Así, es verosímil imaginar a Sarkozy y su célula de crisis permanente, formado por el selecto grupo de sus consejeros en comunicación, discutir al mismo tiempo sobre la mala imagen de Carla, el discurso presidencial de fin de año que subrayó, al atacarla, la importancia de Marine Le Pen, candidata presunta del Frente Nacional, partido de extrema derecha, fundado por su padre, y el impacto electoral de imagen y discurso. Es también posible imaginar la cólera de la cantante (a quien los cómicos imitan su canto con un silencio, alusión queda y brutal a su falta de voz) al ver los resultados nefastos del contrato tan dulcemente negociado: que sus discos se vendan poco importaría, no en vano se es millonaria, pero ser detestada cuando todo había sido previsto y calculado para convertirla en la mujer, modelo y cantante más popular, más querida, más idolatrada, es mal negocio. Para Bruni y para Sarkozi, Carla y Nicolás.

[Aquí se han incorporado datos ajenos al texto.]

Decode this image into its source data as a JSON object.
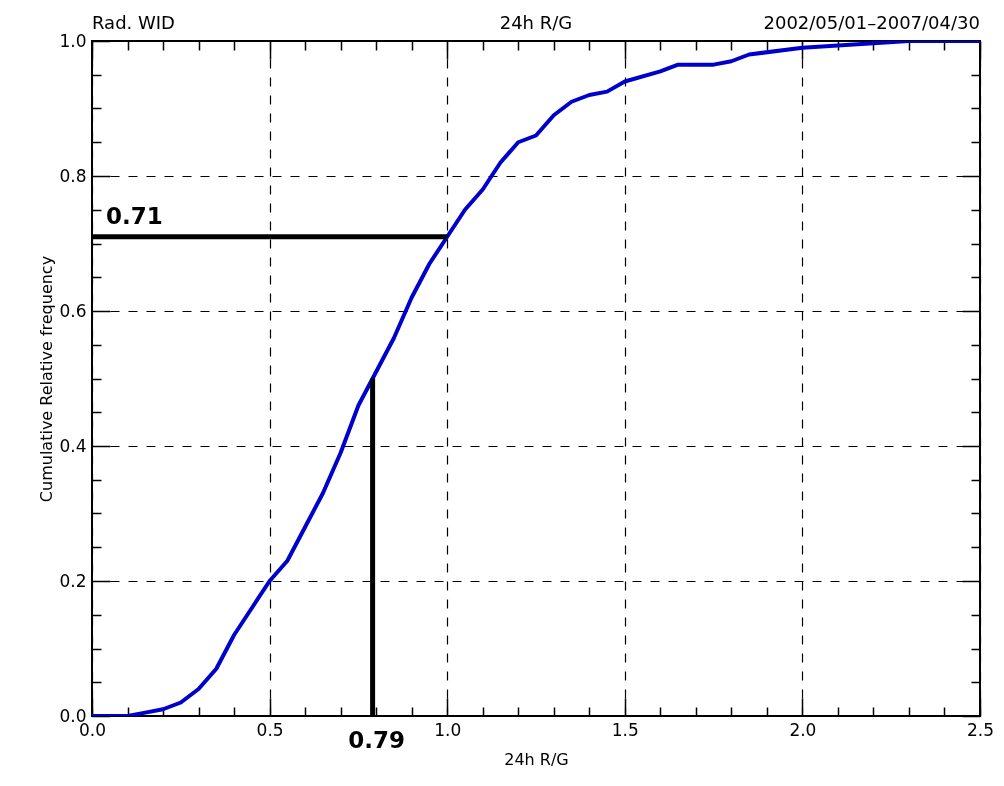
{
  "chart_data": {
    "type": "line",
    "title": "Rad. WID",
    "subtitle": "24h R/G",
    "xlabel": "24h R/G",
    "ylabel": "Cumulative Relative frequency",
    "xlim": [
      0,
      2.5
    ],
    "ylim": [
      0,
      1.0
    ],
    "xticks": [
      {
        "value": 0,
        "label": "0.0"
      },
      {
        "value": 0.1,
        "label": null
      },
      {
        "value": 0.2,
        "label": null
      },
      {
        "value": 0.3,
        "label": null
      },
      {
        "value": 0.4,
        "label": null
      },
      {
        "value": 0.5,
        "label": "0.5"
      },
      {
        "value": 0.6,
        "label": null
      },
      {
        "value": 0.7,
        "label": null
      },
      {
        "value": 0.8,
        "label": null
      },
      {
        "value": 0.9,
        "label": null
      },
      {
        "value": 1.0,
        "label": "1.0"
      },
      {
        "value": 1.1,
        "label": null
      },
      {
        "value": 1.2,
        "label": null
      },
      {
        "value": 1.3,
        "label": null
      },
      {
        "value": 1.4,
        "label": null
      },
      {
        "value": 1.5,
        "label": "1.5"
      },
      {
        "value": 1.6,
        "label": null
      },
      {
        "value": 1.7,
        "label": null
      },
      {
        "value": 1.8,
        "label": null
      },
      {
        "value": 1.9,
        "label": null
      },
      {
        "value": 2.0,
        "label": "2.0"
      },
      {
        "value": 2.1,
        "label": null
      },
      {
        "value": 2.2,
        "label": null
      },
      {
        "value": 2.3,
        "label": null
      },
      {
        "value": 2.4,
        "label": null
      },
      {
        "value": 2.5,
        "label": "2.5"
      }
    ],
    "yticks": [
      {
        "value": 0,
        "label": "0.0"
      },
      {
        "value": 0.05,
        "label": null
      },
      {
        "value": 0.1,
        "label": null
      },
      {
        "value": 0.15,
        "label": null
      },
      {
        "value": 0.2,
        "label": "0.2"
      },
      {
        "value": 0.25,
        "label": null
      },
      {
        "value": 0.3,
        "label": null
      },
      {
        "value": 0.35,
        "label": null
      },
      {
        "value": 0.4,
        "label": "0.4"
      },
      {
        "value": 0.45,
        "label": null
      },
      {
        "value": 0.5,
        "label": null
      },
      {
        "value": 0.55,
        "label": null
      },
      {
        "value": 0.6,
        "label": "0.6"
      },
      {
        "value": 0.65,
        "label": null
      },
      {
        "value": 0.7,
        "label": null
      },
      {
        "value": 0.75,
        "label": null
      },
      {
        "value": 0.8,
        "label": "0.8"
      },
      {
        "value": 0.85,
        "label": null
      },
      {
        "value": 0.9,
        "label": null
      },
      {
        "value": 0.95,
        "label": null
      },
      {
        "value": 1.0,
        "label": "1.0"
      }
    ],
    "grid": true,
    "line_style": "solid",
    "series": [
      {
        "color": "#0000cc",
        "x": [
          0,
          0.1,
          0.15,
          0.2,
          0.25,
          0.3,
          0.35,
          0.4,
          0.45,
          0.5,
          0.55,
          0.6,
          0.65,
          0.7,
          0.75,
          0.79,
          0.85,
          0.9,
          0.95,
          1.0,
          1.05,
          1.1,
          1.15,
          1.2,
          1.25,
          1.3,
          1.35,
          1.4,
          1.45,
          1.5,
          1.6,
          1.65,
          1.75,
          1.8,
          1.85,
          2.0,
          2.3,
          2.5
        ],
        "values": [
          0,
          0,
          0.005,
          0.01,
          0.02,
          0.04,
          0.07,
          0.12,
          0.16,
          0.2,
          0.23,
          0.28,
          0.33,
          0.39,
          0.46,
          0.5,
          0.56,
          0.62,
          0.67,
          0.71,
          0.75,
          0.78,
          0.82,
          0.85,
          0.86,
          0.89,
          0.91,
          0.92,
          0.925,
          0.94,
          0.955,
          0.965,
          0.965,
          0.97,
          0.98,
          0.99,
          1.0,
          1.0
        ]
      },
      {
        "color": "#000000",
        "x": [
          0,
          1.0
        ],
        "values": [
          0.71,
          0.71
        ]
      },
      {
        "color": "#000000",
        "x": [
          0.79,
          0.79
        ],
        "values": [
          0,
          0.5
        ]
      }
    ],
    "annotations": [
      "2002/05/01–2007/04/30",
      {
        "text": "0.71",
        "x": 0,
        "y": 0.71
      },
      {
        "text": "0.79",
        "x": 0.79,
        "y": 0
      }
    ]
  }
}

Su historia de amor, vendida a todas las revistas de moda, su matrimonio, parece ser un mal negocio que no fructifica en beneficio de ninguno de los dos cónyuges. Carla Bruni podría en último caso alegar en su favor que sirve de pararrayos a su marido.
Después del american dream de una nueva Jacky Kennedy reencarnada en la persona de Cecilia, su segunda esposa, con Carla el rêve más francés de una reina instalada al lado del presidente de Francia en el palacio del Elysée comenzó a tomar forma. Por desgracia, la lectura de la Historia de Francia, hecha por la pareja presidencial, incurre en errores y anacronismos. Las cortesanas parecen en desuso y las reinas se guardan de lucir y, sobre todo, no existen en una república. No faltan los ciudadanos franceses que conocen algo de su historia y llaman a Bruni “la italiana”, con un dejo de ironía que recuerda el apodo de “la austríaca” dado a la reina María Antonieta, tristemente decapitada durante la época del terror que siguió a la revolución en Francia.
Hoy, las mujeres se hacen elegir ellas mismas presidentas o jefas de Estado en las repúblicas democráticas. Los reyes y las reinas, aunque intriguen, no poseen gran poder ni tienen más función que la de asistir a conmemoraciones y otros actos públicos de lucimiento. El “ya cállate” del rey Juan Carlos al presidente Chávez sólo consiguió lograr dar problemas diplomáticos al primer ministro español.
El poder, ese acto de seducción –del latín seducere, llevar aparte, separar de la moral– que es su práctica constante cuando se le pretende asumir y ejercer, no tiene que ver con la seducción femenina de las grandes cortesanas y favoritas. El poder y las mujeres: vasta reflexión que linda con la desmesura.